漢文大系は、「曾子行る。晏子郊に從いて曰く」以下を分けて、本章を二章となす。
晏子(晏嬰)は、孔子と同時代の斉国の宰相。大略篇四十九章参照。曾子(曾参)は孔子の弟子で、孔子より四十六歳年少の若い弟子であった。晏子の存命中に曾子はせいぜい幼年であり、この章のような会見があったはずがない。この章後半の会見のエピソードは、創作説話であるか、あるいは曾子が無名の別人と会見したエピソードを有名な晏子に入れ替えて曾子に箔を付ける操作を行った結果であろう。前半の曾子の言葉はべつだん孝の道というものではなくて、ここでの「孝子」はほとんど「君子」と同義である。
本章は、相対立する読み方が提出されている。二通りの訳を示す。下の注8および注9を参照。

六十九
文章・学問の人における意義は、玉における琢(こす)って磨くことに等しいだろう。『詩経』に、この言葉がある。:

切るがごとく、磋(うが)つがごとく、
琢(こす)るがごとく、磨くがごとく
(衛風、淇奥より)

この言葉は、人は学問すべし、ということを言っているのだ。和(か)氏の璧は、もとは村で門の敷居に使われていた。だが玉匠がこれをこすり上げて、ついに天下の宝となったのであった。かの子貢・子路は、もとは田舎者にすぎなかった。だが彼らは文章・学問を身に着け、礼義を体得したことによって、天下の名士に成長したのであった。学問を行って厭うことをせず、よき士を好んで飽きもしないことは、なんと天与の宝庫ではないか。

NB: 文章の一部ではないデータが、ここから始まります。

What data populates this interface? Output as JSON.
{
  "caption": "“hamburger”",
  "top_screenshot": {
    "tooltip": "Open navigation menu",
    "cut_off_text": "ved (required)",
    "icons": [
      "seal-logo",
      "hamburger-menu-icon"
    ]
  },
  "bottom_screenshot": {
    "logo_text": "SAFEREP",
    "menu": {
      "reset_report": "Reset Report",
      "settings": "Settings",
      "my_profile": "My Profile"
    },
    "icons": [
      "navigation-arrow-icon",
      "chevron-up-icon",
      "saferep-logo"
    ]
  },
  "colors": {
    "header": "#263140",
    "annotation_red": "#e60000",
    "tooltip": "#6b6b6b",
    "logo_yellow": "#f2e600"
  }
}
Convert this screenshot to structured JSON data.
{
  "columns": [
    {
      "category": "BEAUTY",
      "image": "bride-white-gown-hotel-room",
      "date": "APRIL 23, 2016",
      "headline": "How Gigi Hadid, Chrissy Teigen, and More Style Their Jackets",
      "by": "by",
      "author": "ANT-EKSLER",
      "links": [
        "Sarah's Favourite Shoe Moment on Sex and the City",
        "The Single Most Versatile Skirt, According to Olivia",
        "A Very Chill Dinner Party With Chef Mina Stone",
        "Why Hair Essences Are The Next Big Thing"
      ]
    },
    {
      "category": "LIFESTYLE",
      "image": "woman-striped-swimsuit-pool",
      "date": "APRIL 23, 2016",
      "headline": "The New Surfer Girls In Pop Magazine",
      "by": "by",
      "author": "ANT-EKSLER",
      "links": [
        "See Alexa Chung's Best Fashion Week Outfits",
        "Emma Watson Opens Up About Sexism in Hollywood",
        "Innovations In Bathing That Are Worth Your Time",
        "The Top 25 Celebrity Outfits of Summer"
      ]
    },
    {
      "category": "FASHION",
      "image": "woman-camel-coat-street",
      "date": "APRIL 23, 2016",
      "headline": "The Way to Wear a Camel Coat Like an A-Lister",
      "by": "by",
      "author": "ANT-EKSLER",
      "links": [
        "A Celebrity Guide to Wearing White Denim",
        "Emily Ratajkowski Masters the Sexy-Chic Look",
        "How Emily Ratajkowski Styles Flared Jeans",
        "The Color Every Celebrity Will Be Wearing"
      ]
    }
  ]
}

引用された詩は成語「切磋琢磨」の出典としてつとに有名で、論語学而篇で孔子と子貢がこの詩について問答している。和氏の璧とは、楚人の卞和(べんか)が発見したという璧すなわち円盤状の玉器であった。戦国時代には、天下の至宝として名を轟かせていた。趙の藺相如(りんしょうじょ)が秦王に使いして、この璧を奪われることなく帰国したエピソードは、「完璧」の故事として名を遺す。

七十
君子は、疑わしいことは言葉に出さない。また君子は、質問されなければ言葉を発することはない。完成までの道は遠いが、日々向上していくのみである。だが知り合いは多いのに師や友人たちと親しくもなく、博学であるのに学問の方向が立たず、多くのことを好みながら定見がない者は、君子の与するところではない。年少の頃に詩書を習い唱えることをせず、壮年になって議論をしないならば、それでもそこそこの水準には達することはできたとしても、完成にまでは至ることはない。君子は人を教えることに心を一にして、弟子は学問を行うことに心を一にすることだ。こうすれば、速やかに完成することができるだろう。君子は進んで仕官すれば、上には君主の栄光を増し加え、下には人民の憂いを減らすことができる。だが無能でありながら高い地位に就く者は、人々を誣(だま)す者である。役に立っていないのに厚い俸禄を受け取る者は、地位を竊(ぬす)む者である。学問とは、必ずしも仕官するために行うものではない。だが、ひとたび仕官した者は、必ず学んだ学問が指し示す道に沿って行動しなければならない。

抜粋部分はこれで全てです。